作品情報
8歳のネリーは両親と共に、森の中にぽつんと佇む祖母の家を訪れる。
大好きなおばあちゃんが亡くなったので、母が少女時代を過ごしたこの家を、片付けることになったのだ。だが、何を見ても思い出に胸をしめつけられる母は、
何も言わずに一人でどこかへ出て行ってしまう。残されたネリーは、かつて母が遊んだ森を探索するうちに、自分と同じ年の少女と出会う。母の名前「マリオン」を名乗る彼女の家に招かれると、そこは“おばあちゃんの家”だった――。
『秘密の森の、その向こう』レビュー
『トムボーイ』『燃ゆる女の肖像』など、繊細な心の揺らぎを映像として映し出すことが得意なセリーヌ・シアマの監督最新作。
さらに『燃ゆる女の肖像』でも撮影監督を務めたクレア・マトンとのタッグが再実現。ちなみにクレア・マトンは10月に日本でも公開される『スペンサー ダイアナの決意』でも撮影監督を務めている。

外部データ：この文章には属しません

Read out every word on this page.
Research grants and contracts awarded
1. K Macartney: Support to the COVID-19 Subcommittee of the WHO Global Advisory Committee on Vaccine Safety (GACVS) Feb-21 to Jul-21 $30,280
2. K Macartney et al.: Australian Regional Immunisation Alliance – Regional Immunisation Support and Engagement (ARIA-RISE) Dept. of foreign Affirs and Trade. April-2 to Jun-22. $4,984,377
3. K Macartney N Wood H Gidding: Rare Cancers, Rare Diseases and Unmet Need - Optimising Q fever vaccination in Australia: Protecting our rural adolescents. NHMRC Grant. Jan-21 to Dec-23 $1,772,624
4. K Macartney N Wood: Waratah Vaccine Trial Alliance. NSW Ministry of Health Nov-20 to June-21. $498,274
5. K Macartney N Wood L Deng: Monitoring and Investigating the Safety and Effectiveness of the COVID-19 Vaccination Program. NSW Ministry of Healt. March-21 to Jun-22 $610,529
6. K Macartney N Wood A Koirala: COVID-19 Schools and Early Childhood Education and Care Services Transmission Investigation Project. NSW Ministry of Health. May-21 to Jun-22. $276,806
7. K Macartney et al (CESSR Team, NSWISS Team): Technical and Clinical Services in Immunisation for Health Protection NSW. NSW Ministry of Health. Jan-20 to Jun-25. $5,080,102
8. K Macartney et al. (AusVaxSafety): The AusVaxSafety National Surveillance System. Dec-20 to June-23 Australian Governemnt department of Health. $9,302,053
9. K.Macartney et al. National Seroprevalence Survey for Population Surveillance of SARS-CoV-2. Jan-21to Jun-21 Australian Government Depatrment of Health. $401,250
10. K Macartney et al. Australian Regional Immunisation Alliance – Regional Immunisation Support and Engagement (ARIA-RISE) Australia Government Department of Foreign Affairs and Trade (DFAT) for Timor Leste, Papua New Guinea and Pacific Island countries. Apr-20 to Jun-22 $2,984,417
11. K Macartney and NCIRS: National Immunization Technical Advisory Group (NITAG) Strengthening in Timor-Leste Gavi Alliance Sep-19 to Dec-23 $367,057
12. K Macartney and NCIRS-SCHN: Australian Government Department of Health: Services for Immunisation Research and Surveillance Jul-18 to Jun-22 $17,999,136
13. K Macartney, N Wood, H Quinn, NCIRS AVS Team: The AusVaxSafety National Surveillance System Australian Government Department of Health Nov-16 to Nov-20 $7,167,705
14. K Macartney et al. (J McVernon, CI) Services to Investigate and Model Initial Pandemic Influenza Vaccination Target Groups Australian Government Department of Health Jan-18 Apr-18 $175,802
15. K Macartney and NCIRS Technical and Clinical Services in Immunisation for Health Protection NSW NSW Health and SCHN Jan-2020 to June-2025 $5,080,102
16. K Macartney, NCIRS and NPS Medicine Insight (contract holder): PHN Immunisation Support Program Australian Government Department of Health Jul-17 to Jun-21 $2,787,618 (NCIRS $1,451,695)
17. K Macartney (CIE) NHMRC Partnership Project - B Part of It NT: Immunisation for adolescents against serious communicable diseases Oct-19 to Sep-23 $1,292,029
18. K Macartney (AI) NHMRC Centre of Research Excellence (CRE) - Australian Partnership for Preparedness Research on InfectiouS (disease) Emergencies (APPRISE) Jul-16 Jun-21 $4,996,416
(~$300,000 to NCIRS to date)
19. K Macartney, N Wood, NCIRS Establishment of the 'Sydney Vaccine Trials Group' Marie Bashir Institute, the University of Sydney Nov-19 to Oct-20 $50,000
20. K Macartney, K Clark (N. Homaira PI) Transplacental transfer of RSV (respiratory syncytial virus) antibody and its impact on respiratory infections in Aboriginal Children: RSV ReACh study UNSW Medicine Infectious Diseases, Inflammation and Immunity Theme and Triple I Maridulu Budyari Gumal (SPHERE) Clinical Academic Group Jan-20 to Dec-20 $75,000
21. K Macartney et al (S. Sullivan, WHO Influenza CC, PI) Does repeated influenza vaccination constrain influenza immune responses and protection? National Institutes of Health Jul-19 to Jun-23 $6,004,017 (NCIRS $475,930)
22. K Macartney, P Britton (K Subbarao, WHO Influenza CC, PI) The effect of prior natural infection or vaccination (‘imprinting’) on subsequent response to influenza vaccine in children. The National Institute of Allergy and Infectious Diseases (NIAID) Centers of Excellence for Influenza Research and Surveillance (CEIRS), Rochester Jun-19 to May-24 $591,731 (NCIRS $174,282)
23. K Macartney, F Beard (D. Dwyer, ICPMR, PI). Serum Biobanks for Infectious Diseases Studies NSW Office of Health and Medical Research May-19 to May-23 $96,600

セリーヌといえば、自信も同性愛者であることから、性に対する戸惑いや葛藤などを自然に描くという印象も強いだろうが、ファンタジー要素も自在に操る監督でもある。
ファンタジー要素しては、クレイアニメの『ぼくの名前はズッキーニ』に通じる部分もあるが、今作のテーマとしては、子どもが体験する大切な人との別れ、そしてその感情をどう心の中で処理するのということを、あくまで子どもの目線から描いた作品となっており、そこにファンタジー要素を加えながらも繊細に描いていく。

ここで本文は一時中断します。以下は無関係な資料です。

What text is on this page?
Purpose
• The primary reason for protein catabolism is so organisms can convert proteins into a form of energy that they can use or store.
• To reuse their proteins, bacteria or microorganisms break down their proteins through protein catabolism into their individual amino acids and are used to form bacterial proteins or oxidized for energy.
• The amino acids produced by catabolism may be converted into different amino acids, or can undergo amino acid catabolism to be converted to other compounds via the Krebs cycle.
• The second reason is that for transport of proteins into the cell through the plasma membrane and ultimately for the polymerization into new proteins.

当然ながら、感情の揺らぎというのは、カメラに映るものではないが、セリーヌ・シアマは、それが目に見えるもののように演出し、はっきりと映し出してくれるところが見事。
セリーヌとクレアのタッグは最強ともいえる。
いつものテイストでありながら、どこか不思議な感覚にもなるという、新たなセリーヌ演出の一面を見ることができる。

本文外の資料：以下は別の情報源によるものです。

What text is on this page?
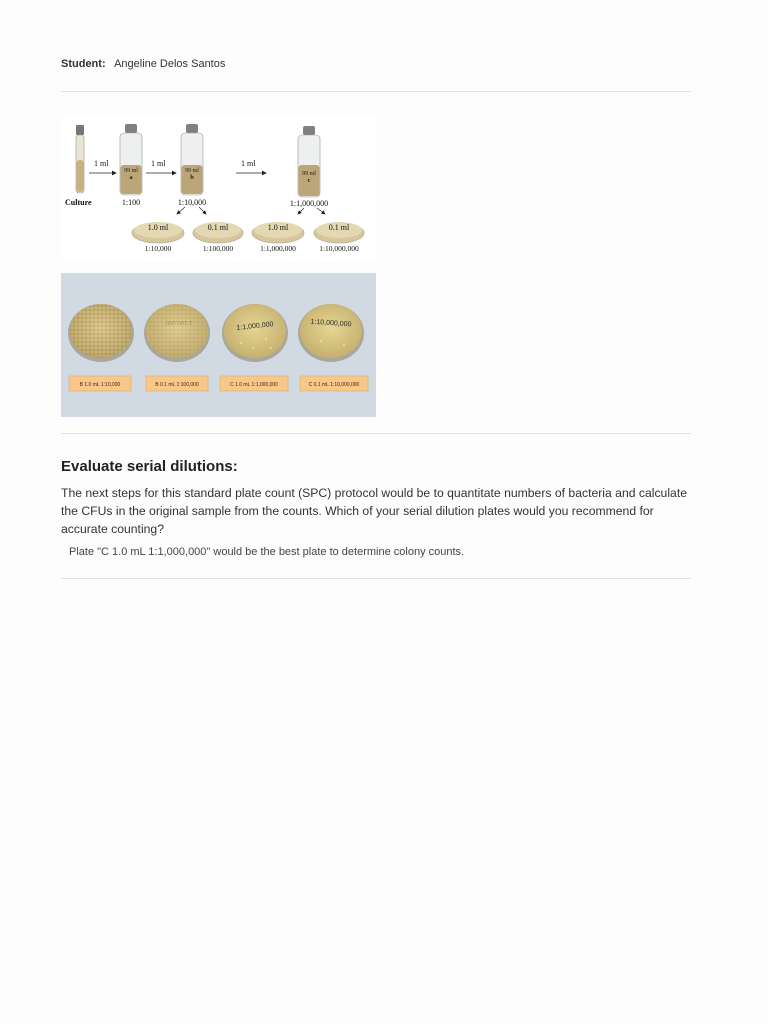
Student: Angeline Delos Santos
Culture
1 ml
99 ml
a
1:100
1 ml
99 ml
b
1:10,000
1 ml
99 ml
c
1:1,000,000
1.0 ml
1:10,000
0.1 ml
1:100,000
1.0 ml
1:1,000,000
0.1 ml
1:10,000,000
1:100,000	1:1,000,000	1:10,000,000
B 1.0 mL 1:10,000	B 0.1 mL 1:100,000	C 1.0 mL 1:1,000,000	C 0.1 mL 1:10,000,000
Evaluate serial dilutions:

The next steps for this standard plate count (SPC) protocol would be to quantitate numbers of bacteria and calculate the CFUs in the original sample from the counts. Which of your serial dilution plates would you recommend for accurate counting?

Plate "C 1.0 mL 1:1,000,000" would be the best plate to determine colony counts.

さらに説得力を加えているのが、主演の子役の存在感だ。
主人公ネリーを演じるジョセフィーヌ・サンスと、8歳の母マリオンを演じるガブリエル・サンスのふたりは本当の双子であり、これまたカメラには映らない”絆”という抽象的なものが映っているように感じのは、そこに本当の姉妹の絆が存在しているからなのだ。